Cronaca

Suicidi e salute mentale, una linea d’ascolto i carabinieri. Il generale Luzi: “Il disagio va superato con l’aiuto delle comunità”

Anche la polizia cerca soluzioni. Ci sono stati 326 casi di suicidio nella Polizia di Stato dal 1995 a oggi. "Non possiamo non prendere atto che c'è questo problema" ha detto il capo della Polizia Lamberti

Suicidi e problemi di salute mentale. In due diversi convegni carabinieri e polizia di Stato affrontano il tema che negli ultimi anni è diventato un fenomeno sempre più preoccupante. Tanto che è stato elaborato un progetto realizzato tramite una collaborazione tra l’Azienda ospedaliera universitaria Sant’Andrea di Roma e l’Arma. Il progetto Help line prevede l’istituzione di un numero telefonico che offre sostegno psicologico agli uomini e alle donne. “Credo molto in questa iniziativa – ha commentato il sottosegretario alla Salute Pierpaolo Sileri -. Credo che possa dare ascolto e soprattutto attenzione, quell’attenzione che probabilmente è mancata negli anni passati”.

“L’iniziativa di oggi testimonia la grande attenzione verso il personale” dice il comandante generale Teo Luzi nel corso della conferenza sulla prevenzione degli stati di disagio e la promozione del benessere nell’Arma. “L’argomento è reso attuale dalla emergenza sanitaria che ha generato una forte sensazione di incertezza e solitudine. Per altro la crisi o la guerra in corso ha generato ulteriori effetti collaterali, le immagini belliche generano dolore. Tali argomenti riportano al centro l’importanza della tutela dei cittadini e le relazioni umani e sociali”. “Il disagio nascendo nei luoghi di vita e di lavoro va superato con l’aiuto delle comunità stesse. L’arma è consapevole che il carabiniere è al centro e coltiva la cultura del noi”. “Il benessere di un carabiniere rappresenta un traguardo verso il quale si arriva tutti insieme, l’arma s’impegna a promuovere cultura del benessere e della prevenzione – ha proseguito Luzi – Il tema è molto più ampio rispetto quello sanitario. Le iniziative di collaborazione sono volte all’uso di strumenti innovativi per promuovere la creazione di serenità per perseguire i valori dell’Arma”.

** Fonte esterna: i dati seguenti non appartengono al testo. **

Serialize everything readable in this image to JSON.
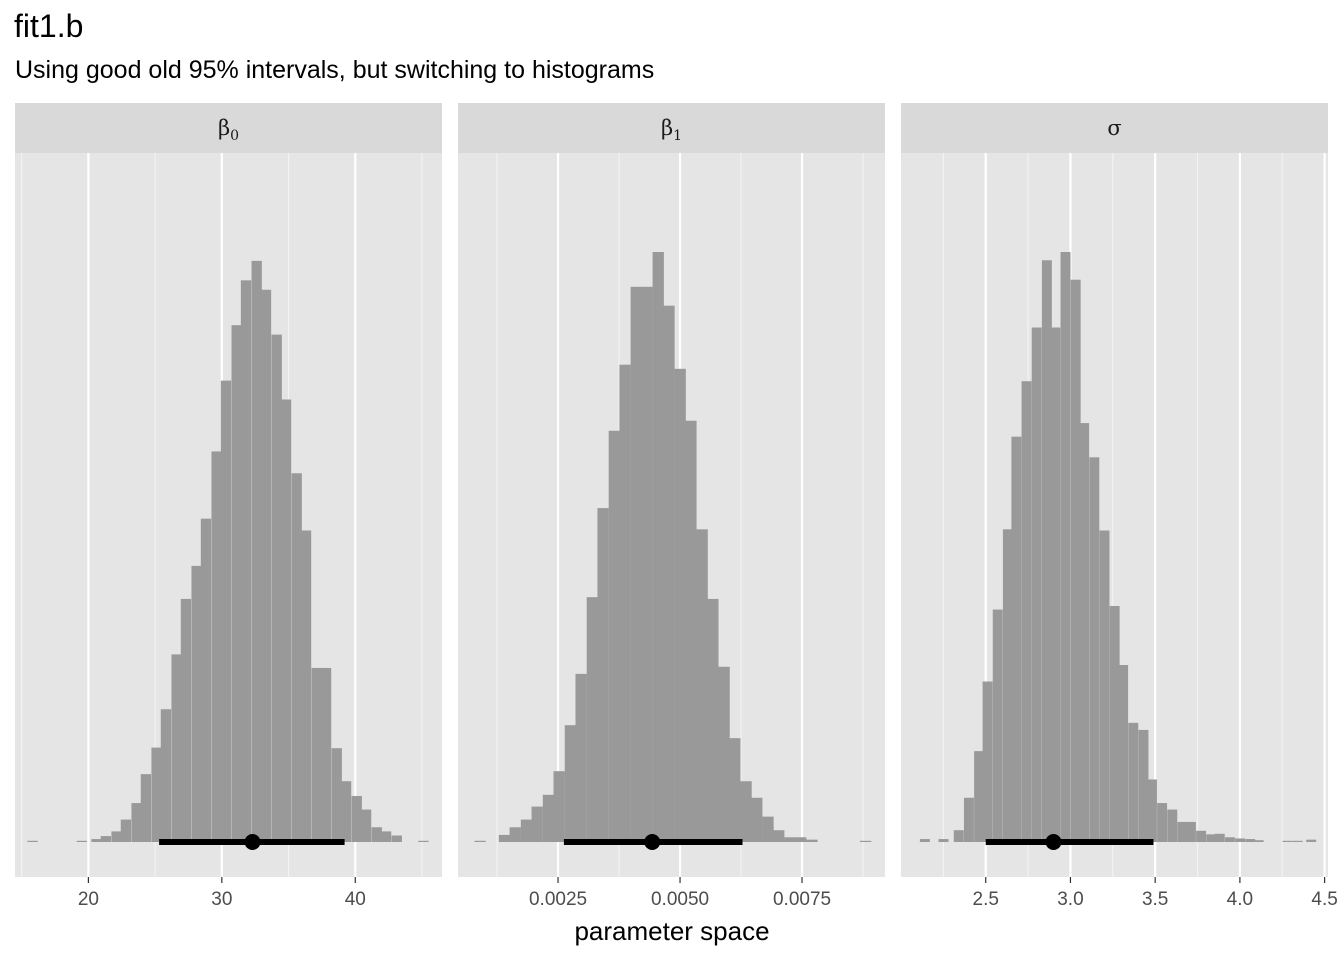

Anche la polizia cerca soluzioni. “Ci sono stati 326 casi di suicidio nella Polizia di Stato dal 1995 a oggi, il trend è stabile – ha detto Fabrizio Ciprani, direttore Centrale di Sanità della Polizia di Stato, intervenuto al convegno ‘La problematica dei suicidi nella Polizia di Stato’ nella sede della Cgil a Roma – Da 1995 a oggi la media è di 12 casi annuali, più alta che nella popolazione generale”, ha sottolineato Ciprani aggiungendo però che il tasso di suicidi in Italia, sia nella Polizia che nella popolazione generale, è più basso rispetto ad altre nazioni europee. Tra i “motivi scatenanti” dei suicidi, ha spiegato Ciprani, quelli di “natura affettiva ed economici” ma generalmente nel caso dei suicidi sono diverse le motivazioni che, insieme, portano a un “degrado della qualità della vita che non consente di resistere a una situazione stressante”. Durante la pandemia Covid, ha continuato il direttore Centrale di Sanità della Polizia di Stato, c’è stata una “diminuzione dei suicidi, abbiamo registrato un tasso di suicidi minore. Ma dobbiamo stare attenti al dopo”.

“Non possiamo non prendere atto che c’è questo problema e non mettere tutto il nostro impegno per trovare soluzioni – ha detto il capo della Polizia Lamberto Giannini – Da parte della nostra Amministrazione c’è massima trasparenza per affrontare a viso aperto questa situazione e massima attenzione per limitare il disagio”. Giannini ha poi ricordato che, per quando riguarda il tema della sospensione dal servizio, si sta lavorando a una revisione delle attuali norme, ribadendo che “i provvedimenti di natura cautelare non devono incidere in maniera drammatica sulla vita del personale” e per questo “a chi occupa ruoli dirigenziali dico che è importante il rapporto col personale, la vicinanza e l’ascolto”. Secondo il segretario generale del Silp-Cgil Daniele Tissone il fenomeno “è ricorrente e attuale tra gli operatori. Abbiamo necessità di lavorare di più sulla prevenzione, di avere strumenti normativi adeguati e di superare lo scarso interesse o imbarazzo, che quasi nega l’accettazione dell’esistenza di un problema tra i lavoratori in divisa e che rappresenta il vero tabù da combattere”.